Elio Gaspari
A histeria dos comissários
Manifestante é manifestante, delinquente é delinquente, bandido é bandido e terrorista é terrorista
O senador Jorge Viana defendeu a aprovação em regime de urgência de um projeto de seu colega petista Paulo Paim que classifica como terrorismo os atos de violência física praticados durante manifestações de rua. Depredações e mesmo desacato à autoridade policial são delitos previstos no Código Penal. Isso para não se mencionar o homicídio do cinegrafista Santiago Andrade.
O projeto petista define assim o ato terrorista:
"Provocar ou difundir terror ou pânico generalizado mediante ofensa ou tentativa de ofensa à vida, à integridade física ou à saúde ou à privação da liberdade de pessoas".

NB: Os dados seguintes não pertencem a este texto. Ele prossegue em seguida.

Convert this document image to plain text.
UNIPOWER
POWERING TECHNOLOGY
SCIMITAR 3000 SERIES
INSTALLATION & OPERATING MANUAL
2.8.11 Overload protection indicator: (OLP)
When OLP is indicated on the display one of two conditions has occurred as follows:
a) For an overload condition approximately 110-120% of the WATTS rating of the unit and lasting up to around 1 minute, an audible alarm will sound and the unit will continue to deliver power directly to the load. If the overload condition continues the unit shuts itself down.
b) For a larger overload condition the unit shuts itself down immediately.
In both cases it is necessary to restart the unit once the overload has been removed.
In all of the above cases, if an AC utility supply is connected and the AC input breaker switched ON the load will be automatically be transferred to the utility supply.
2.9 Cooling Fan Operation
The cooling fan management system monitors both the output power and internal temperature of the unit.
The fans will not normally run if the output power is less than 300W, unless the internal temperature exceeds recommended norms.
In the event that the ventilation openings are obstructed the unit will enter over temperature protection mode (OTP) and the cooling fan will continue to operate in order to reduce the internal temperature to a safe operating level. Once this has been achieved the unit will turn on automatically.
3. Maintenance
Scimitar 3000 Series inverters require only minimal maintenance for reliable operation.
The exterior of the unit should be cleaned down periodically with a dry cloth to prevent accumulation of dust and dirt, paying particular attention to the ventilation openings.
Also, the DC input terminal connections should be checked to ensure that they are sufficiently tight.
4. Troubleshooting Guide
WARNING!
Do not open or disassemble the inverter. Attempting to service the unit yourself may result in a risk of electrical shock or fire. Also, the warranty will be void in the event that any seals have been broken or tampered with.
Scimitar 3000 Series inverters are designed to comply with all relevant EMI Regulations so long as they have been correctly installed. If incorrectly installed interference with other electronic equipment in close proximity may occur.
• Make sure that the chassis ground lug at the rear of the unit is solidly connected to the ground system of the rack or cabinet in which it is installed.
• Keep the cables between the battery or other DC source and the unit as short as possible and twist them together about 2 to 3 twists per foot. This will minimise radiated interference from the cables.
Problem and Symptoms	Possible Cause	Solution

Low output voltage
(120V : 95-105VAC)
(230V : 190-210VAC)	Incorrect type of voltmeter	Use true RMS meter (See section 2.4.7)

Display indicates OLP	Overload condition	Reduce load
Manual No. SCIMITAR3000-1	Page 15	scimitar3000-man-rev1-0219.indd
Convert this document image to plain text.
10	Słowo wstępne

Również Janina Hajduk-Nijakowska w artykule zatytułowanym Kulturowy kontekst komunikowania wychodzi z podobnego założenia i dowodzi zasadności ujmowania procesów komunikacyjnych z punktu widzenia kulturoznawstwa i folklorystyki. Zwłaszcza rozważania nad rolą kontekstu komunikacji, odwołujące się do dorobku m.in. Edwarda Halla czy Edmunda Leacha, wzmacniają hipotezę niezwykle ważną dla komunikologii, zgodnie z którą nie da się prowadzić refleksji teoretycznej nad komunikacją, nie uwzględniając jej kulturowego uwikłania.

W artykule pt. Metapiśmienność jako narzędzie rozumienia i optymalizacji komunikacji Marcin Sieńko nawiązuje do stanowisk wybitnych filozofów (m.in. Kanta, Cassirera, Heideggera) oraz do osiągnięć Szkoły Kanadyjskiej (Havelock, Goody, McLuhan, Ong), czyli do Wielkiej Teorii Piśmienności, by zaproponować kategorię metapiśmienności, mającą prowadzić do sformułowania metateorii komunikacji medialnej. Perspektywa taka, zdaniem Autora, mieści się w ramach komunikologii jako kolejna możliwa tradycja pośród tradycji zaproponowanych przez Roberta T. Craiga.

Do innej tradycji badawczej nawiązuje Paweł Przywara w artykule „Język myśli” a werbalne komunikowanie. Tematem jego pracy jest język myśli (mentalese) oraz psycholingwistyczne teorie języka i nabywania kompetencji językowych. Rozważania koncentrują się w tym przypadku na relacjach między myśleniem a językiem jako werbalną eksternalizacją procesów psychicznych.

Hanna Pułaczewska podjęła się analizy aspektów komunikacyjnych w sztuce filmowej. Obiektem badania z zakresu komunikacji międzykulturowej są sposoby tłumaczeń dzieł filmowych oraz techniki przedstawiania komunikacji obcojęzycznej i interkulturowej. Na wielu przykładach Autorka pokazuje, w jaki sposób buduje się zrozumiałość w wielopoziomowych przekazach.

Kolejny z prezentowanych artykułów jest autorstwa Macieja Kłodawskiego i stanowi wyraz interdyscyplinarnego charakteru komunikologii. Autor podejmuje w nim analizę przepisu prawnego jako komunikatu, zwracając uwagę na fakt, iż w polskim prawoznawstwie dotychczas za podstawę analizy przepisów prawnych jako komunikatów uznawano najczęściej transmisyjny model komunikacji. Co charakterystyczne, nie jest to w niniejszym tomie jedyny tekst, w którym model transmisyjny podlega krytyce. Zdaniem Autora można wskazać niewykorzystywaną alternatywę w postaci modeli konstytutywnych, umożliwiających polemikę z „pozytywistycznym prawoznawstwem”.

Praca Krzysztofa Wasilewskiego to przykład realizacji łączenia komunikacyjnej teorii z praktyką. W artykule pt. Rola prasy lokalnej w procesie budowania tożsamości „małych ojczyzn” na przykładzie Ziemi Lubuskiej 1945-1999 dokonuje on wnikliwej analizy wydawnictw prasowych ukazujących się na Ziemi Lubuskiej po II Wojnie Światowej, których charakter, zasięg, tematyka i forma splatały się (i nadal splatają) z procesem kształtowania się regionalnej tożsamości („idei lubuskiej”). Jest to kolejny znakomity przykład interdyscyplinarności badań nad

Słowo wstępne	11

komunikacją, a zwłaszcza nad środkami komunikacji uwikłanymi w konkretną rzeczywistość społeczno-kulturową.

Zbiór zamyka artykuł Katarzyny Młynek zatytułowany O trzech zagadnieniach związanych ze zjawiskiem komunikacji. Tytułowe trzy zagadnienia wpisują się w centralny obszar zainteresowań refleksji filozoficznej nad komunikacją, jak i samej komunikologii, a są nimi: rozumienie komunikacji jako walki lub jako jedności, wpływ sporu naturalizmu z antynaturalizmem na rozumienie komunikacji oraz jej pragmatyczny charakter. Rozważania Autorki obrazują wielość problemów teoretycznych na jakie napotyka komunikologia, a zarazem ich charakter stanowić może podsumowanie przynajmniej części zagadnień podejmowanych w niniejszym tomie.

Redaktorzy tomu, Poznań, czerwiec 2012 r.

A pena iria de 15 a 30 anos de prisão. Se a ação resultar em morte, sobe de 24 a até 30 anos. Fica por aí porque esse é o limite máximo da pena de reclusão nas leis brasileiras.
Deixando-se de lado o caráter vago do que seria "provocar ou difundir terror ou pânico generalizado" e a precisão da pena mínima (15 anos de reclusão), pode-se buscar um caso semelhante de histeria, com danos historicamente conhecidos.
Que tal assim?
Será crime "comprometer a segurança nacional, sabotando quaisquer instalações militares, navios, aviões, material utilizável pelas Forças Armadas, ou ainda meios de comunicação e vias de transporte, estaleiros, portos, aeroportos, fábricas, depósitos e outras instalações:
Pena: reclusão de 8 a 30 anos."
Essa era a redação do artigo 11º da Lei de Segurança Nacional, baixada a 21 de outubro de 1969, no auge da ditadura, pouco depois do sequestro do embaixador americano Charles Elbrick.
A pena mínima para um sabotador de quartel ou aeroporto (imputações específicas) era de 8 anos. Para assalto a banco ou sequestro de avião ela ia de 10 a 24 anos. Nos dois casos, as penas eram inferiores às que prevê o surto petista. Caso o delito resultasse em morte, a pena seria de fuzilamento. Apesar de ter havido uma condenação, ninguém foi executado dentro das normas legais.
O comissariado quer expandir a definição de terrorismo precisamente numa época em que sexagenários que militaram em organizações da esquerda armada aborrecem-se quando alguns de seus atos são chamados de ações terroristas. O atentado do aeroporto dos Guararapes, por exemplo, quando explodiu uma bomba no saguão, matando duas pessoas e ferindo 14. Ele ocorreu em 1966, dois anos antes da edição do Ato Institucional nº 5. Oito meses antes do AI-5, um documento do Comando de Libertação Nacional, o Colina, dizia que "o terrorismo, como execução (nas cidades e nos campos) de esbirros da reação, deverá obedecer a um rígido critério político". Assim, quatro meses antes da edição do AI-5 mataram um major alemão que pensavam ser o capitão boliviano que estivera na operação que resultou no assassinato do Che Guevara. Nessa organização militava, com o codinome de Wanda, a doutora Dilma Rousseff. Tinha seus 20 anos e nunca foi acusada de ter participado de ação armada.
Como diria Ancelmo Gois: "Calma, gente".